しかし、お嬢様は何も言い返すことができない。

「今、お嬢様が麻衣さんを疑うことも私情からではないのですか? 麻衣さんは片桐さんに動機を持っているとも言えるでしょう。しかし、それ以外は何もない。つまり、犯人だと疑うにしろ、無実だと信じるにしろ、現時点では私情からしか成り立たないと僕は思います」

 捜査に私情は言語道断、みたいなことをお嬢様は言っているけど……その捜査するのは心を持つ人間なんだ。私情の一切ない捜査なんて実現できるのだろうか。

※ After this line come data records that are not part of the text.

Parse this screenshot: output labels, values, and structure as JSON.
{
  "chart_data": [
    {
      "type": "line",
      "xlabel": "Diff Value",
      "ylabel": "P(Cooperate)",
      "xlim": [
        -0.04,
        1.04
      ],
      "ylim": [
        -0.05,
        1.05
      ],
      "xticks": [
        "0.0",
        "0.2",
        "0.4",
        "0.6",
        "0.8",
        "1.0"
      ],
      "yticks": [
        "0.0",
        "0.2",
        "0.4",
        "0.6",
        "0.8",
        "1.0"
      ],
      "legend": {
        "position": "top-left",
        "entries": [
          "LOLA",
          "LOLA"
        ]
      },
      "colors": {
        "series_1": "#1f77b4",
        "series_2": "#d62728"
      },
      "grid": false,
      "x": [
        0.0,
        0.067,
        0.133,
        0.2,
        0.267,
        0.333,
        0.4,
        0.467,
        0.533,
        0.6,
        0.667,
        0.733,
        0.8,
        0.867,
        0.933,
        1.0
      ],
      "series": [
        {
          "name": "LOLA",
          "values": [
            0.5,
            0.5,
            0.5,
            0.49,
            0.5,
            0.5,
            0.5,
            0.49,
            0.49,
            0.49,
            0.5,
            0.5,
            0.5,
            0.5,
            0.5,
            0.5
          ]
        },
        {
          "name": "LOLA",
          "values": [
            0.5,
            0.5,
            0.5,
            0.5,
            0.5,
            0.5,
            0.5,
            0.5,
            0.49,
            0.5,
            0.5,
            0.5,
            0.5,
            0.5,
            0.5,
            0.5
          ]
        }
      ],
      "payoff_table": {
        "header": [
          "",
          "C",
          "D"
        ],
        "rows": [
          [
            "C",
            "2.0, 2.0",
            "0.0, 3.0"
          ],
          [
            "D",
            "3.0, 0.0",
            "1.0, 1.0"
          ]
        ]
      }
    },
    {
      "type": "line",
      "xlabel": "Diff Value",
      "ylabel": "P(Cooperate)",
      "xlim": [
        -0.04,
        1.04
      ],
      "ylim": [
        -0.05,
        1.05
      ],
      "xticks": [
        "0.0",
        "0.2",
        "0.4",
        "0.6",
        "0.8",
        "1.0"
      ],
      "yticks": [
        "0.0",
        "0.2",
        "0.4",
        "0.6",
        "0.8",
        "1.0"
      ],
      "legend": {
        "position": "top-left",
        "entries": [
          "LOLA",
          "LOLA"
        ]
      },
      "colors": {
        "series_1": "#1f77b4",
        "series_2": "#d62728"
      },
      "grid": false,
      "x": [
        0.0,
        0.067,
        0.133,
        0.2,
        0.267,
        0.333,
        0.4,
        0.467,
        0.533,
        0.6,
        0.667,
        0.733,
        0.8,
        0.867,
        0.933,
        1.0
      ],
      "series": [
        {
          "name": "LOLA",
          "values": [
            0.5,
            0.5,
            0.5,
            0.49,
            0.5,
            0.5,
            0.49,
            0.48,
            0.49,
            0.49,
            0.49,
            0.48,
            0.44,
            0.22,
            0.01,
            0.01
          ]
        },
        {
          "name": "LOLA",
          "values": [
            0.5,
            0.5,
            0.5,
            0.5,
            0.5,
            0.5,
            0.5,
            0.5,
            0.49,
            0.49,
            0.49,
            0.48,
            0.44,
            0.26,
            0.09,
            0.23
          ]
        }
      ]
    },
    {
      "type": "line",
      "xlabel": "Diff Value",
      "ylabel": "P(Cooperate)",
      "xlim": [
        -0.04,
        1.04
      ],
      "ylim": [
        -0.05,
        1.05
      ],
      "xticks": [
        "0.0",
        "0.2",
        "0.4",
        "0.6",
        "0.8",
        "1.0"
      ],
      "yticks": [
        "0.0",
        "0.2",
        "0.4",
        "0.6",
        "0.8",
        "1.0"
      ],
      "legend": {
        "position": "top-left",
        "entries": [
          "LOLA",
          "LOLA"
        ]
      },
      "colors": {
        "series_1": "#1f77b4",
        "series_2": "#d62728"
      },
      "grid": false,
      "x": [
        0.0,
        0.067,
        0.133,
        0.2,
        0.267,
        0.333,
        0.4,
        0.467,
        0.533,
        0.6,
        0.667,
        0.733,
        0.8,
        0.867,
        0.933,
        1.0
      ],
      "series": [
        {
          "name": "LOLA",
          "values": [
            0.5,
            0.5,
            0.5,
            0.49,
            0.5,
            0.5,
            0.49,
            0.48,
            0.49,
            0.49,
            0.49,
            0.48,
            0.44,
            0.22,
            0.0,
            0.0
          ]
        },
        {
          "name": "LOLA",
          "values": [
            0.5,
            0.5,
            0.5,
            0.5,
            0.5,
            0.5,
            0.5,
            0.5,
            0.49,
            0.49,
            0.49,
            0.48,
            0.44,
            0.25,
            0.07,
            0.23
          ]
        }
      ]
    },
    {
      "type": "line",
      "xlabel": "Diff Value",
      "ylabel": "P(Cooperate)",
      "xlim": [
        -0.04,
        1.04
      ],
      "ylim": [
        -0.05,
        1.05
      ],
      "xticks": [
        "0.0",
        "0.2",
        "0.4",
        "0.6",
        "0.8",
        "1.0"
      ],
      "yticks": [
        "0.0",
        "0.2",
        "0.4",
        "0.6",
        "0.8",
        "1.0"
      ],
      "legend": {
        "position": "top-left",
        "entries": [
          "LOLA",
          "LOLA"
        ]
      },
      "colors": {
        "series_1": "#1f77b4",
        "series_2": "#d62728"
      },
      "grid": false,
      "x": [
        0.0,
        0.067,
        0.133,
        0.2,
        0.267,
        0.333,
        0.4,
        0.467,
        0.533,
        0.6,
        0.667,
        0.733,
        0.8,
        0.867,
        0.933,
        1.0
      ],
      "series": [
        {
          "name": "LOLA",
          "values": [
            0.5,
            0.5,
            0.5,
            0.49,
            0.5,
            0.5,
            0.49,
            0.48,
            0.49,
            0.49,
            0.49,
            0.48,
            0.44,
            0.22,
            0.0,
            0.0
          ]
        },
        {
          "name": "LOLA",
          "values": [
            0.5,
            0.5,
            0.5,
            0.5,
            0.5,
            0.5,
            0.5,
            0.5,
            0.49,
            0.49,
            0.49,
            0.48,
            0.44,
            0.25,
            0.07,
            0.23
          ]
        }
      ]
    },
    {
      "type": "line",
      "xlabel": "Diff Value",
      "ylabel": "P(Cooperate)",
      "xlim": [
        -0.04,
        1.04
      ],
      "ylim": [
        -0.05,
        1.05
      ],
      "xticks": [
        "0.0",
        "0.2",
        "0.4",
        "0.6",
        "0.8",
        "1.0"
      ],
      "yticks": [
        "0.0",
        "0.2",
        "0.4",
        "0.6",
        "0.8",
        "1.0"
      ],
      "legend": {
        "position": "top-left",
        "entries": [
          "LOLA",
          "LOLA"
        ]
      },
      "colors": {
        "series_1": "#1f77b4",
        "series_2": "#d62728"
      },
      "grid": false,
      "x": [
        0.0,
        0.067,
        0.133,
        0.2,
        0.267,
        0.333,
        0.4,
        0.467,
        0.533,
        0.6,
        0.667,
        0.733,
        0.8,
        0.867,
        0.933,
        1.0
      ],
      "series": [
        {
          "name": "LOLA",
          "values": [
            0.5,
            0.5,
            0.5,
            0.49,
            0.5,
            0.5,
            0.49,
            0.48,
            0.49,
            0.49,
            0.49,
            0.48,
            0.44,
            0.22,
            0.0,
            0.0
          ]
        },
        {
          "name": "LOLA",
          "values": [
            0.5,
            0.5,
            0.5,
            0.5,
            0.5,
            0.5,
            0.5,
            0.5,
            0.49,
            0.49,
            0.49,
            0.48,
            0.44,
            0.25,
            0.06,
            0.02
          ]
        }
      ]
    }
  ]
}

「それに、麻衣さんは永瀬君が姿を眩ましてしまったことに苦しがっているんです。そんな中で、僕やお嬢様が片桐さんを刺した犯人だと疑ってしまえば、麻衣さんにとってそれは非常に辛いことではないでしょうか」

「それは……」

「それに、僕はほんの僅かな可能性であっても……まずはどんな人でも無実であると信じてみたいんです。だから、僕は麻衣さんが無実であると信じます」

 そして、それは稲葉君にも言えることだった。警察が犯人だと疑っていても僕は稲葉君が無実であると信じている。稲葉君の場合は今までの付き合いからそんなことはしないという私情が介入しているわけなんだけれど。

 お嬢様は俯いたまま黙っている。

そして、暫くの間無言の時が流れた後に、

「……出て行きなさい」

「お嬢様……」

「あたしの考えに従えない人なんていらない! 由宇には幻滅したわよ……」

 言葉通りなのか、お嬢様はそんな僕の顔を見ずに言い放った。見損なった僕のことなんて見たくないのだろう。

 お嬢様がそう言うのなら、僕の答えはこれに尽きる。

「分かりました、お嬢様。短い間でしたが……お世話になりました」

 僕はお嬢様に深く頭を下げ、すぐにリビングを出た。

 そして、僕は自分の部屋にあった大きめのバッグを2つほどに生活に必要なものを詰め込んで、藍沢家のお屋敷から離れる。

 一度、お嬢様とは離れた方が良いかもしれない。

 だけど、この事件を野放しにはしない。真実を求めることは一般人の僕にだってできるはずだ。その真実が僕を裏切る結果となったとしても、僕は決して逃げるつもりはない。

 それをお嬢様に伝えられなかったことが、唯一つの後悔だった。